Dear Editor,
In August 2024, a letter to the editor written by Mr. Raj Parmanand endorsed Mr. Paul Cheong as the right candidate to lead the transformation of the sugar industry. That endorsement was based on claims of Mr. Cheong’s “vast private sector experience and business acumen” and his supposed ability to make the hard decisions necessary to place the industry on a path of sustained growth. Subsequent developments have shown how misplaced that confidence was.
Mr. Parmanand’s letter ultimately faltered by implying that the company’s future hinged on Mr. Cheong’s leadership. The empirical record of his tenure does not justify such optimism.
After approximately two years at the helm, GuySuCo’s performance indicators reveal continued deterioration rather than stabilization or revival.
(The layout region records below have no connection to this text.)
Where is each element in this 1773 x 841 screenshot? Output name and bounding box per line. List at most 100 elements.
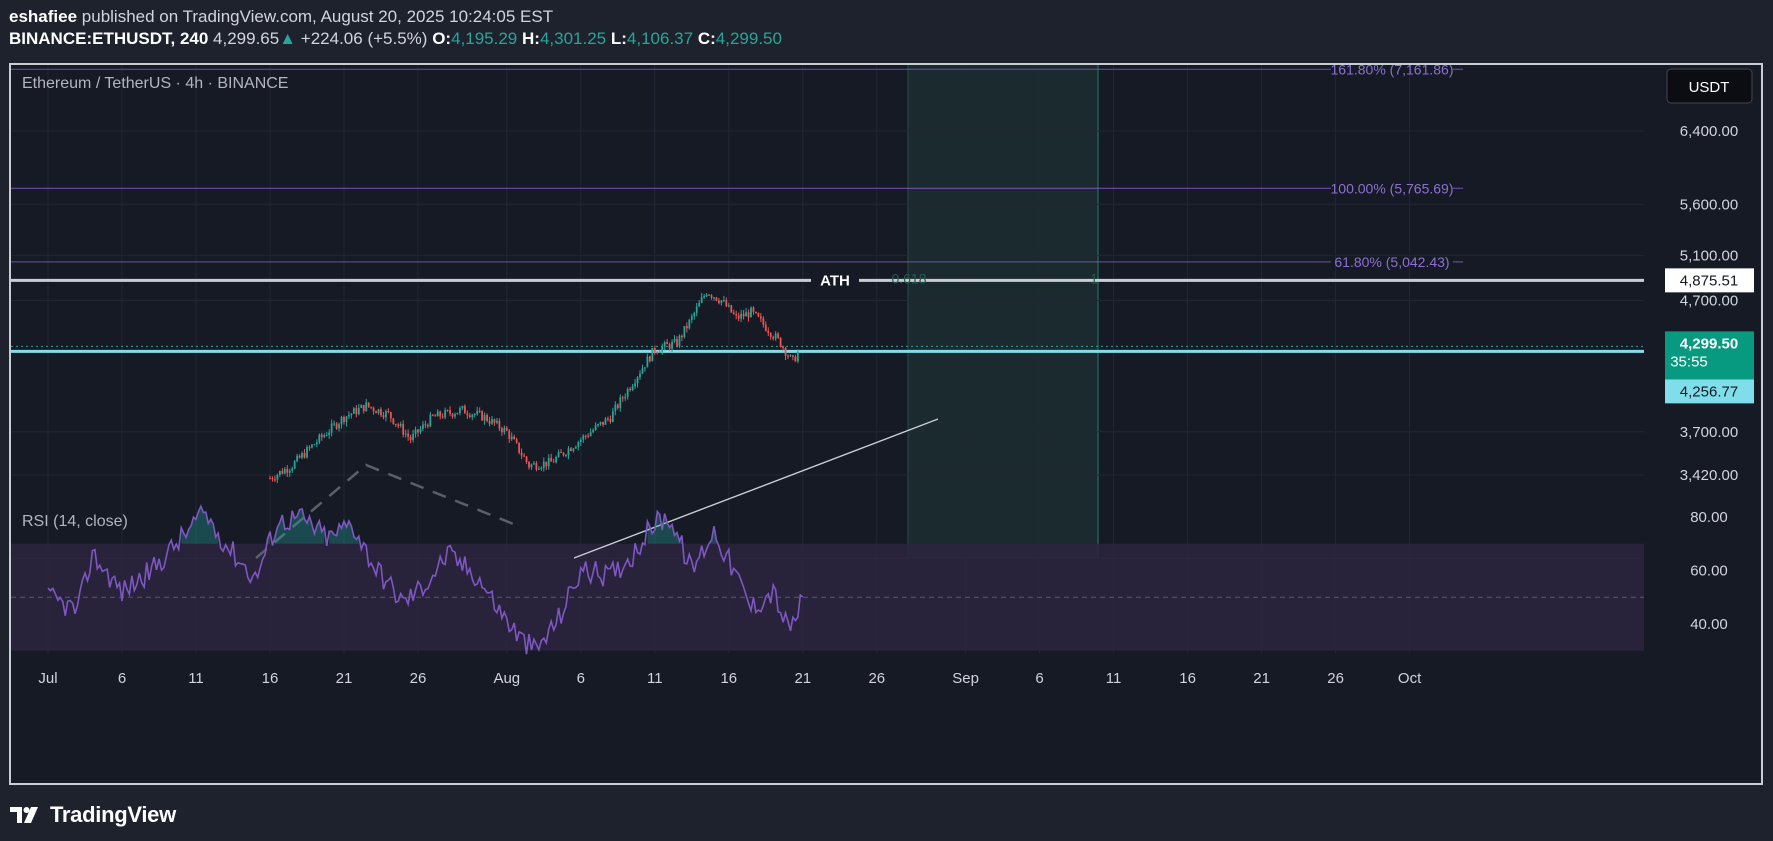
candle: [352, 408, 355, 414]
candle: [658, 351, 661, 353]
rsi-overbought-area: [274, 508, 325, 544]
candle: [690, 316, 693, 320]
candle: [700, 297, 703, 303]
candle: [510, 436, 513, 439]
price-chart[interactable]: ATH 0.618 1 6,400.00 5,600.00 5,100.00 4,70…: [11, 65, 1761, 783]
candle: [540, 467, 543, 469]
candle: [611, 411, 614, 422]
open-value: 4,195.29: [451, 29, 518, 48]
price-axis[interactable]: 6,400.00 5,600.00 5,100.00 4,700.00 3,700.00…: [1680, 123, 1738, 484]
fib-levels: [11, 68, 1463, 263]
author-name[interactable]: eshafiee: [9, 7, 78, 26]
candle: [397, 424, 400, 426]
candle: [552, 461, 555, 463]
candle: [619, 397, 622, 408]
date-tick-label: 16: [1179, 670, 1196, 687]
candle: [641, 368, 644, 374]
candle: [722, 300, 725, 302]
candle: [727, 305, 730, 307]
symbol-label: BINANCE:ETHUSDT, 240: [9, 29, 209, 48]
date-tick-label: 26: [868, 670, 885, 687]
candle: [715, 297, 718, 301]
candle: [745, 312, 747, 317]
candle: [574, 446, 577, 449]
candle: [755, 311, 757, 313]
candle: [414, 429, 417, 434]
candle: [325, 435, 328, 437]
support-trendline[interactable]: [573, 418, 939, 559]
date-tick-label: 26: [410, 670, 427, 687]
candle: [340, 416, 343, 425]
candle: [291, 468, 294, 471]
candle: [656, 352, 659, 354]
candle: [772, 337, 775, 339]
candle: [688, 319, 691, 329]
candle: [607, 418, 609, 420]
candle: [710, 295, 713, 298]
candle: [582, 435, 585, 440]
candle: [320, 434, 323, 438]
rsi-overbought-area: [181, 506, 219, 544]
candle: [695, 306, 698, 314]
date-tick-label: Jul: [38, 670, 57, 687]
candle: [380, 409, 382, 416]
date-axis[interactable]: Jul 6 11 16 21 26 Aug 6 11 16 21 26 Sep 6 11 16 21 26 Oct: [38, 670, 1422, 687]
faint-level-right-label: 1: [1090, 270, 1098, 286]
candle: [394, 423, 397, 425]
candle: [271, 478, 274, 480]
candle: [313, 444, 316, 446]
fib-level-labels: 161.80% (7,161.86) 100.00% (5,765.69) 61.8…: [1331, 65, 1454, 270]
candle: [387, 410, 390, 413]
bar-countdown: 35:55: [1670, 353, 1708, 370]
close-value: 4,299.50: [715, 29, 782, 48]
candle: [567, 448, 570, 456]
candle: [441, 416, 444, 418]
date-tick-label: 11: [1106, 670, 1122, 687]
fib-level-label: 161.80% (7,161.86): [1331, 65, 1454, 77]
candle: [535, 463, 538, 470]
candle: [429, 414, 432, 427]
candle: [533, 463, 535, 465]
rsi-line: [47, 504, 804, 655]
date-tick-label: Aug: [493, 670, 520, 687]
chart-frame[interactable]: ATH 0.618 1 6,400.00 5,600.00 5,100.00 4,70…: [9, 63, 1763, 785]
candle: [281, 470, 284, 474]
current-price-badge-text: 4,299.50: [1680, 335, 1738, 352]
candle: [426, 424, 429, 427]
candle: [483, 414, 486, 421]
rsi-tick-label: 60.00: [1690, 563, 1728, 580]
price-tick-label: 6,400.00: [1680, 123, 1738, 140]
currency-button-label[interactable]: USDT: [1689, 79, 1730, 96]
candle: [311, 444, 313, 448]
price-tick-label: 3,700.00: [1680, 424, 1738, 441]
currency-button[interactable]: USDT: [1666, 68, 1753, 104]
candle: [565, 455, 567, 457]
candle: [547, 457, 550, 467]
candle: [298, 455, 301, 458]
candle: [404, 433, 407, 435]
candle: [446, 410, 449, 412]
candle: [653, 347, 656, 353]
fib-level-label: 100.00% (5,765.69): [1331, 180, 1454, 196]
candle: [276, 474, 279, 480]
candle: [528, 461, 530, 468]
candle: [685, 326, 688, 329]
candle: [481, 411, 484, 421]
candle: [328, 432, 331, 436]
candle: [648, 356, 651, 362]
rsi-axis[interactable]: 80.00 60.00 40.00: [1690, 509, 1728, 633]
open-label: O:: [432, 29, 452, 48]
date-tick-label: 21: [1253, 670, 1270, 687]
candle: [486, 414, 488, 421]
chart-header: eshafiee published on TradingView.com, A…: [9, 6, 782, 50]
candle: [409, 436, 412, 441]
candle: [759, 316, 762, 319]
brand-name[interactable]: TradingView: [50, 802, 176, 827]
candle: [478, 410, 481, 412]
candle: [306, 447, 308, 458]
ath-price-badge-text: 4,875.51: [1680, 272, 1738, 289]
candle: [747, 312, 750, 318]
candle: [466, 413, 469, 416]
candle: [330, 423, 333, 433]
candle: [278, 470, 281, 475]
First, financial losses deepened during Mr. Cheong’s tenure. Based on publicly disclosed figures, GuySuCo incurred combined losses estimated at approximately $30 billion over 2024 and 2025. These losses occurred despite repeated assurances that operational reforms were underway. A revitalization effort coinciding with such substantial losses cannot reasonably be described as successful. Today in 2026, the Albion and Blairmont factory, the two largest sugar mills in Guyana are an engineering catastrophe.
Second, production remained at historically depressed levels. Output stood at approximately 47,000 tonnes in 2024 and is at about 59,000 tonnes in 2025, far below what is required (100,000 tonnes) to absorb GuySuCo’s high fixed costs or approach breakeven operations. This occurred even after the addition of a fourth sugar mill at Rose Hall, which was expected to support increased production.
Third, there was no demonstrable reduction in the cost of production. Sugar continued to be produced at above US$1.00 per pound, while the best available market prices remained near US$0.34 per pound. This structural imbalance—central to GuySuCo’s crisis—was neither narrowed nor corrected during Mr. Cheong’s tenure; it actually got worse.
Fourth, GuySuCo remained heavily dependent on Treasury support. Billions of dollars in government transfers continued to be required to sustain operations. Most recently, an additional $400 million in emergency funding was reportedly transferred to the Corporation by the Ministry of Finance to avert industrial unrest at Albion Estate using the Contingency Funds which are assigned for national emergencies like floods etc, highlighting the ongoing fiscal burden on taxpayers. But the Members of Parliament and the taxpayers are totally in the dark on these matters.
Finally, transparency remained inadequate. This continued secrecy limits independent scrutiny of management performance from analysts like Christopher Ram and places both Parliament and taxpayers at a disadvantage, despite their continued financial support of the corporation.
Mr. Parmanand is correct that employment costs, low productivity, and political constraints are central to GuySuCo’s challenges. However, these realities make it even more important to assess leadership by measurable outcomes rather than stated intentions. By that standard, Mr. Cheong’s tenure has been characterized by continued losses, weak production, increasing cost of production, and deeper dependence on the Treasury.
Given these outcomes, it is fair to revisit earlier endorsements and ask whether they were warranted. Any serious analysis of GuySuCo’s predicament must acknowledge that the company’s decline continued under Mr. Cheong’s management, regardless of stated plans or affiliations and direct cover from all levels of the Irfaan Ali-led Government.